Наконец однажды весной наша судьба, много-много лет взирающая на нас равнодушно, как сфинкс, вдруг подмигнула... Утро было солнечное и безветренное. Я вышел из кабинета подышать свежим воздухом и обратил внимание, что из управления лагеря идет майор Тощев и, держа за веревку, тащит по земле большой портрет в золоченой раме со стеклом. По дороге рама за что-то зацепилась, майор подергал за веревку, потом злобно выругался, ударил по раме сапогом, стекло разбилось, бумага порвалась, и Тощев, бросив портрет, ушел к себе в кабинет. Через несколько минут весь лагерь знал, что майор Тощев снял со стены и потащил на помойку портрет ближайшего соратника Сталина, верного ленинца, несгибаемого большевика, начальника всех лагерей с заключенными товарища Берии Лаврентия Павловича... Пророчество Миры сбылось... Мы поняли, что наверху началась драка за власть, за генсековское кресло. Спустя несколько дней вольные друзья принесли нам свежие «параши»: оказывается, в Кремле образовалось две группы, конечно, только, из членов Политбюро. Одну из них возглавил В. М. Молотов, а другую Н. С. Хрущев, который хочет будто бы ввести в стране демократические порядки и в первую очередь ликвидировать лагеря, то есть выпустить всех политических заключенных. Мы все с понятным волнением ждали – чья возьмет...
Как-то утром ко мне на кушетку подсел проверяющий наш стационар вохряк и, дыша крепким перегаром, горячо зашептал мне в ухо:
– Ты никшни, Боровский, сиди тихо, как мышка, сейчас, понимаешь, решается ваша судьба: либо всех вас в землю, либо на волю. Понял?

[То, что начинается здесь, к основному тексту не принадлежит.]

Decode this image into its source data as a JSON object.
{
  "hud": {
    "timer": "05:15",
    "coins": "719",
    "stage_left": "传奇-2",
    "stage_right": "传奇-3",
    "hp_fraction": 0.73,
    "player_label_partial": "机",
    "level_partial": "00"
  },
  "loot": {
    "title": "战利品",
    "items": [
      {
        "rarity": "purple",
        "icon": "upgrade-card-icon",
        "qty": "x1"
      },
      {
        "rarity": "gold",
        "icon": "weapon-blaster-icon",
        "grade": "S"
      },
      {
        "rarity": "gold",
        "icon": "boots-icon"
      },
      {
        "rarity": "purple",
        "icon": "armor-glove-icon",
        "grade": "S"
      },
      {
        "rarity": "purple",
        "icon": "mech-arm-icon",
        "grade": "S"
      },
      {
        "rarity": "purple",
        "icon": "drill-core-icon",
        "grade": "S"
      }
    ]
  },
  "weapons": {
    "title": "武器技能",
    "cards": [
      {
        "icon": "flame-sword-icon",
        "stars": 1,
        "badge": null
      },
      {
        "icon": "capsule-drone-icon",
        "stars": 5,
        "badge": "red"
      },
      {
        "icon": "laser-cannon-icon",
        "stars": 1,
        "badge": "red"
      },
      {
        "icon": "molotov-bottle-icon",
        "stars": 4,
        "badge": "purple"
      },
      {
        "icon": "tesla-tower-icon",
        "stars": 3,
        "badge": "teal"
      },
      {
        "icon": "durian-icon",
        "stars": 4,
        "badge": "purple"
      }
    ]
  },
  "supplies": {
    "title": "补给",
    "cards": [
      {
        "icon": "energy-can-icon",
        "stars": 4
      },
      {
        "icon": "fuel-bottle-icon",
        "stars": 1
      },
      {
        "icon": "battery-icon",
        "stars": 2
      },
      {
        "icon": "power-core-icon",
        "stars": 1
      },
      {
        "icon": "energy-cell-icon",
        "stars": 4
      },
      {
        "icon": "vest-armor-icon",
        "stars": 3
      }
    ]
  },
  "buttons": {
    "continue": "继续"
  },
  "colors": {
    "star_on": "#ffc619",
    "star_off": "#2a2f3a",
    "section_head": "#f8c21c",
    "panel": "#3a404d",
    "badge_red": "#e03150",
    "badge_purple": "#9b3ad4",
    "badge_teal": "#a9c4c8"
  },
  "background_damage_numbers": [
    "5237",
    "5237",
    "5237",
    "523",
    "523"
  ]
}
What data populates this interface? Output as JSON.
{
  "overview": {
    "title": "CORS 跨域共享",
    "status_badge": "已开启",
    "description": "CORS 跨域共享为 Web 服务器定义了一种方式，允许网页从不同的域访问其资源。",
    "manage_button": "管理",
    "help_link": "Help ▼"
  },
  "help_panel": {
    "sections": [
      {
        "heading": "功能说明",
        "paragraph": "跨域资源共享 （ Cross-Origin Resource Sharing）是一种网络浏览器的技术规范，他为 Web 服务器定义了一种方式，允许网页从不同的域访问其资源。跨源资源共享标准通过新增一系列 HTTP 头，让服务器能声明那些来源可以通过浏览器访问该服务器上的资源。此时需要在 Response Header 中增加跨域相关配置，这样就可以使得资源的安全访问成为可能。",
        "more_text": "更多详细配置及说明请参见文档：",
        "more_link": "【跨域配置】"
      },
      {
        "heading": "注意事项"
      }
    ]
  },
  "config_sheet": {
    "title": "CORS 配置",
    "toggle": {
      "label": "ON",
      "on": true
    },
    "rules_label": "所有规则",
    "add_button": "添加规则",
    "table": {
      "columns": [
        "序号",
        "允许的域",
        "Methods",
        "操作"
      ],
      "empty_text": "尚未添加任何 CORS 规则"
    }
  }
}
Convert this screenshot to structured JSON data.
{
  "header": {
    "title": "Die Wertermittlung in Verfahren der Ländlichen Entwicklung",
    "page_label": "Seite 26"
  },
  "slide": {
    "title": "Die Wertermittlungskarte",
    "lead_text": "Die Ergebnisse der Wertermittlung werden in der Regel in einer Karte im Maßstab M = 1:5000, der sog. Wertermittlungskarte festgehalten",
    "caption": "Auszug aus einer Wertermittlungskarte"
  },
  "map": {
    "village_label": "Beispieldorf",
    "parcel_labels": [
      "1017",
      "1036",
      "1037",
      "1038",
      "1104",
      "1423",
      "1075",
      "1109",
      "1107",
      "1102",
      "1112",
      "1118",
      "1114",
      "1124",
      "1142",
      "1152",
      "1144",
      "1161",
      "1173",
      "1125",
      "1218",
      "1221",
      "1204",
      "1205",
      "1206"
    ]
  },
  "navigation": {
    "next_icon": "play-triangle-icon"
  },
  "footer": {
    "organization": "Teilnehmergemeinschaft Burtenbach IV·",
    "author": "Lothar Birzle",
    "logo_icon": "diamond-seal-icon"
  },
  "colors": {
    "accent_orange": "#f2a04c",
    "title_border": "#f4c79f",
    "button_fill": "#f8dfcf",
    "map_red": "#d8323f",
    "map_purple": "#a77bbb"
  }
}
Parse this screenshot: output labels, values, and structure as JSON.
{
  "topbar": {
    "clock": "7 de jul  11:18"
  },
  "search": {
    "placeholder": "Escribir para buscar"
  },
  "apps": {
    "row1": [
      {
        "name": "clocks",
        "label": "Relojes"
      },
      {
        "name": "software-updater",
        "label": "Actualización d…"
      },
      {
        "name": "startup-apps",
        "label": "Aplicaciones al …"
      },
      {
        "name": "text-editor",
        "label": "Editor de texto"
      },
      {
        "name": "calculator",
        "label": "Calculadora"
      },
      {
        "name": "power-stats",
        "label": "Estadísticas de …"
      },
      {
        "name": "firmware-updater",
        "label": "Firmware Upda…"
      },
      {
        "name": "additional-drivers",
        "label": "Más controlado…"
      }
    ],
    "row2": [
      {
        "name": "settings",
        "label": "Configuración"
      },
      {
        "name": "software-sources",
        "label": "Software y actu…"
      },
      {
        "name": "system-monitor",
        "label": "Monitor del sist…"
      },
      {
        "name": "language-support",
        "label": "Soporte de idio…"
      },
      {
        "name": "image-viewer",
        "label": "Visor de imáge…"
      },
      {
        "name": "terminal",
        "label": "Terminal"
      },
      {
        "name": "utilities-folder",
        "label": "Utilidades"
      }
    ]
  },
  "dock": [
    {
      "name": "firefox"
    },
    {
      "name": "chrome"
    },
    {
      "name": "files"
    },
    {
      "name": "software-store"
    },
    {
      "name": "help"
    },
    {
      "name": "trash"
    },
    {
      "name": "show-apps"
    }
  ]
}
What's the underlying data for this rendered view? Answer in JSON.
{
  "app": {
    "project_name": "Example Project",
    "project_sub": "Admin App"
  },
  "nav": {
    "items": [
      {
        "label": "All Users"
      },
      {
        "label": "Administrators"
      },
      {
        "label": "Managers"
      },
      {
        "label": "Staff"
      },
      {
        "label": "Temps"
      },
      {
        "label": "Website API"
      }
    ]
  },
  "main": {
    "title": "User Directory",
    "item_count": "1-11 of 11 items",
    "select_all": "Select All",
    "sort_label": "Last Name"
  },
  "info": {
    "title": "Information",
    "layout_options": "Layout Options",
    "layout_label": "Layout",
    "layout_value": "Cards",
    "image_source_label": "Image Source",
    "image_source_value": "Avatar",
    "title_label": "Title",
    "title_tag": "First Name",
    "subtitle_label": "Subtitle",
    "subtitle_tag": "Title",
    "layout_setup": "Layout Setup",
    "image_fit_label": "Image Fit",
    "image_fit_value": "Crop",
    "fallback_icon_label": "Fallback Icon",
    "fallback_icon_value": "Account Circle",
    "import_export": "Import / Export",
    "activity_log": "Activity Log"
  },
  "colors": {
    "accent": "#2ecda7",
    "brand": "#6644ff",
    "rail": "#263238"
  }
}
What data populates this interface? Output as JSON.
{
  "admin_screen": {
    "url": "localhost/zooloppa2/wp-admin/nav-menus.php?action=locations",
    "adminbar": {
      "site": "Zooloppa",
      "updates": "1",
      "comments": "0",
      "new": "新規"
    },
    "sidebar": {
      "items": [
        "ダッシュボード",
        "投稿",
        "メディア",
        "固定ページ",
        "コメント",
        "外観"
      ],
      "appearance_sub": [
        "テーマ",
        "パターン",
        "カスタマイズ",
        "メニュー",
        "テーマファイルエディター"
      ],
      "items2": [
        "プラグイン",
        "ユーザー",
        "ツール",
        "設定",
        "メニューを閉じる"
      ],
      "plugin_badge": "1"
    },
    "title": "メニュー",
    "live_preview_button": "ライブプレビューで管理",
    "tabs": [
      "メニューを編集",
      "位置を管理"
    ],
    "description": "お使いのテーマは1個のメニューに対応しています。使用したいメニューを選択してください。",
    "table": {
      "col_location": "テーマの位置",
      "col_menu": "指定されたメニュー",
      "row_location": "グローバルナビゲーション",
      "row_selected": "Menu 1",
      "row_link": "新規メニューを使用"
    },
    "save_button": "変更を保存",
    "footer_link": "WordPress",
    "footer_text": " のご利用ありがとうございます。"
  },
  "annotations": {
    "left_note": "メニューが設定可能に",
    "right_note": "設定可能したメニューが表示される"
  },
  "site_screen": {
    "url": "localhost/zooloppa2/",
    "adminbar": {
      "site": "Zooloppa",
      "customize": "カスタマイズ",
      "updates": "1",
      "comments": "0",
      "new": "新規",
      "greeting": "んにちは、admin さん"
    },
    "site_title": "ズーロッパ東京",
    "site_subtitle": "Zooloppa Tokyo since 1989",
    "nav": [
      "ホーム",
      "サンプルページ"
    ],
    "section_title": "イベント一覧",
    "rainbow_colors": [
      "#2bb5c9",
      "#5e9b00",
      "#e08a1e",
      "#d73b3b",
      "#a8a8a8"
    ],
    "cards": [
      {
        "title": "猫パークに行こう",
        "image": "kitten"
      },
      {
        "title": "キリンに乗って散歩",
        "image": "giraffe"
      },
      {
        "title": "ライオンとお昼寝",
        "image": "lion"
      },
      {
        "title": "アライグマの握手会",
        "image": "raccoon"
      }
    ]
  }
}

Я понимал... Через несколько дней тот же солдат рассказал мне, что на ВМЗ поступил заказ изготовить 25 тысяч наручников, на случай, если нас решат всех уничтожить. Потом я так и не смог выяснить – был ли оформлен заказ на наручники. Возможно, что это был провокаторский маневр оперов для нагнетания среди заключенных беспокойства и неуверенности.
Незадолго до смерти Сталина в газете «Правда» была опубликована небольшая заметка об антисоветской и вредительской организации среди кремлевских врачей, которая своей целью поставила умерщвление членов Политбюро во главе с гениальным вождем товарищем Сталиным. На нас, как и следовало ожидать, заметка не произвела никакого впечатления, посмеялись и забыли. Правда, мы все же обратили внимание, что все фамилии врачей, кроме одной, были еврейскими, и решили, что это начало очередного гонения на иудеев. Однако заметка произвела большое впечатление на заключенных-иностранцев. В одно из воскресений ко мне в кабинет пришла группа: западный немец, француз и англичанин, они просили меня объяснить, как это может быть, что известные всему миру врачи объединились в банду убийц, и где? – в Кремле! Уму непостижимо, и они этого понять не могут... Я рассмеялся и сказал, что никакой банды врачей-убийц нет и быть не может, это обычный трюк деятелей МГБ, он им понадобился для развязывания очередной кампании травли евреев, вот и все.
– Но, господин Боровский, – настаивали европейцы, – ведь это сообщение напечатано в газете «Правда», ее читает весь мир, как же можно в ней печатать «собачий бред», как вы выражаетесь?
Ну что я еще мог объяснить фраерам? Они недоверчиво покачали головой и ушли, полные сомнений.